İnsan, küçük kâinattır. Zübde-i alem, yani alemin özüdür. Allah Tealâ'nın mucizesidir. Halifesidir. Eşref-i mahlûkatttır, yaratılmışların en şereflisidir. Allah Tealâ'nın eşsiz sanat eseridir. Beden gibi maddi, ruh gibi manevi unsurlardan müteşekkildir. Mükemmel özelliklere sahiptir, fakat muhtaçtır. Doğduğunda çok acizdir. Hem her şeydir hem hiçbir şeydir. Dünyada bir vardır, bir yoktur. Çünkü ölümlüdür.
Günahsız olarak dünyaya geldiği vakit herkes bebeğin etrafında pervane olur. Cennet kokusuyla gelmiştir. Tertemizdir. Bu haliyle ahsen-i takvîmdir. Yani en güzel surettedir. Büyüdükçe, manevi yönünü ihmal ettikçe kirlenir. Bir noktadan sonra insanlığını kaybetmeye başlar, hatta "esfel-i sâfilîn"e kadar düşer. Yani aşağıların aşağısına iner. Fıtrat temizliğini koruyamayan insanlardan, bir zamanlar etrafında pervane olanlar bile uzaklaşır.
Günümüzde en büyük kriz insanlık krizidir. Küresel şiddet, toplumsal cinnet, kişisel nefret, savaş, terör, güvensizlik, parçalanan aileler, intiharlar, fert ve cemiyetin bozulması ve ahlâkî çöküntü başlıca insanlık krizleridir. Dünyada insanlığını kaybedenlerin sayısı artmakta, bu sorunlar hepimizi derinden sarsmaktadır. Görüldüğü üzere mükemmel yaratılan insan, aşağıların aşağısına düşebilmektedir.
Et, süt, yumurta, bal gibi hayvansal gıdalarla beslenir; yün ve deri gibi yine hayvan kaynaklı ürünler giyiniriz. Hayvanların bile insanlığa faydası varken, insanlara hiçbir faydası olmayan hatta zararı olanlar, kalıp olarak insan olsa da kıymetini kaybetmektedir. Esfel-i sâfilîn sayılan bu tür şahıslar pek çok eğitim süreçlerinden geçmiş olsa da insanlık eğitiminden geçmemiştir.

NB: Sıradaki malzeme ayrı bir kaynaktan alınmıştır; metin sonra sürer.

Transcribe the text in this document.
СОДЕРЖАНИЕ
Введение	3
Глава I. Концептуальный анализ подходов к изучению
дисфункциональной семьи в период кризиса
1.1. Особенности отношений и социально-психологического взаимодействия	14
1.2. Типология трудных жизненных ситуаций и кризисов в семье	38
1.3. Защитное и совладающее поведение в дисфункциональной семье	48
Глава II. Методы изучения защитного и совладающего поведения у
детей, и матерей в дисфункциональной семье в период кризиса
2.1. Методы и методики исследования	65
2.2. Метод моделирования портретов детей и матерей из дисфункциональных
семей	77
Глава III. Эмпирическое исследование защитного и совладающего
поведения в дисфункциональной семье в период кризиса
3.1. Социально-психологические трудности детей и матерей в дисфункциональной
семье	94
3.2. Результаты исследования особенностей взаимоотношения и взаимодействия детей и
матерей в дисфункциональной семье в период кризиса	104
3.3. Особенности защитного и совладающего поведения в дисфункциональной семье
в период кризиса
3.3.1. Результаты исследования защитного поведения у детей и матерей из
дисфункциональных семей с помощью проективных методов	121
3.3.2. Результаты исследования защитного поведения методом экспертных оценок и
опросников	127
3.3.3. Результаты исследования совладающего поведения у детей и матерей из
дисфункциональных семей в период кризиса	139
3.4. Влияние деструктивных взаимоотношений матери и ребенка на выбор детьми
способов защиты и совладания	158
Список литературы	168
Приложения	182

Böyle bir insanın gönlü kirli demektir. İnsanın bedeni kirlenince yıkanır, elbisesi kirlenince onu yıkar, temizlenir. Uzun süre bedenini veya elbisesini yıkamamış, gerekli temizliği yapmamış birisinin kokusundan yanına yaklaşılmaz. İçi kirlenen ve onu hiç temizlemeyen kişi ise belki zâhiren kokmaz ama daha kirlidir. Kendi gönül dünyası haraptır, başkalarının dünyasını da harap eder.
Kirlenen gönüllerin temizliği, insanlık eğitimi ile mümkündür. İnsanlık eğitimi gönül eğitimidir. Gönüllü olarak yapılır.

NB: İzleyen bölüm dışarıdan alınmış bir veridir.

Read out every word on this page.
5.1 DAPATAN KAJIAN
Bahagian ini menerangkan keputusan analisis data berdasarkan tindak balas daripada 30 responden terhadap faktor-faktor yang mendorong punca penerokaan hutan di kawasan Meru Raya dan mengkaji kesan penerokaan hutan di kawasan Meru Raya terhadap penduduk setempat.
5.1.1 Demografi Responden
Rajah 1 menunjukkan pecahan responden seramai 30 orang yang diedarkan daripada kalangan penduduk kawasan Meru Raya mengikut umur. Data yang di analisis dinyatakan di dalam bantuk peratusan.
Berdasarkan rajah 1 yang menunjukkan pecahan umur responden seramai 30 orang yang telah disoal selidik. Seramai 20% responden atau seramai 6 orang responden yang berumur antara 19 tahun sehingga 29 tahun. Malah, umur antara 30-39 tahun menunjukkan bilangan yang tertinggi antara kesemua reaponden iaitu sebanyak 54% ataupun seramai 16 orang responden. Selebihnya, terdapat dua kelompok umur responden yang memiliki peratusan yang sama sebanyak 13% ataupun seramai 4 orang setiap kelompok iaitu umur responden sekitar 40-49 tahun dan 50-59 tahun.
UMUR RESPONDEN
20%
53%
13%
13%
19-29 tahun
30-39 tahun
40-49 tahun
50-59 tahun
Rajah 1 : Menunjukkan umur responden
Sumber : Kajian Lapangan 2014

Kâinatta en kıymetli kavramlardan biri, manevi kalp de diyebileceğimiz gönüldür. Çünkü Allah'ın evidir. Nazargâh-ı ilahîdir. Gönül Beytullah gibidir. Bir gönüle taş atmak, Kâbe'ye taş atmaktır. Gönül kırmak, Kâbe'yi kırmaktır. Gönlü kirletmek Kâbe'yi kirletmek gibidir.
Günahlar kirdir. Rabbimiz Mâide suresi 90. ayette, mealen; "İçki, kumar, putlar ve fal okları şüphesiz şeytan işi pisliktir. Bunlardan kaçının ki kurtuluşa ulaşasınız." buyurmaktadır. Bir Müslümana, "Kâbe'ye içki dök!" dense ne tepki verir? Oysa kendisi içki içtiğinde gönül kâbesine içki dökmekte, içindeki Kâbe'yi kirletmektedir. Fakat farkında değildir.
Diğer günahlar da bunun gibidir. İnsan günah kirlerinden temizlenmelidir. Şems suresi 9-10. ayetlerde "Nefsini temizleyen kurtuluşa ermiş, kötülüklere gömen de elbette hüsrana uğramıştır." buyurulmaktadır. İnsan kötülüklerden temizlenmeden kurtuluşa eremez. Kötülüklere dalan kaybeder. Kötülüklerden arınan felâha erer.
Yazımızı Şeyh GALİP ile bitirelim:
Hoşça bak zatına kim zübde-i âlemsin sen,
Merdüm-i dide-i ekvan olan âdemsin sen!
(Kendine dikkatlice bir bak; sen âlemin özüsün. Sen varlıkların göz bebeği olan insansın.)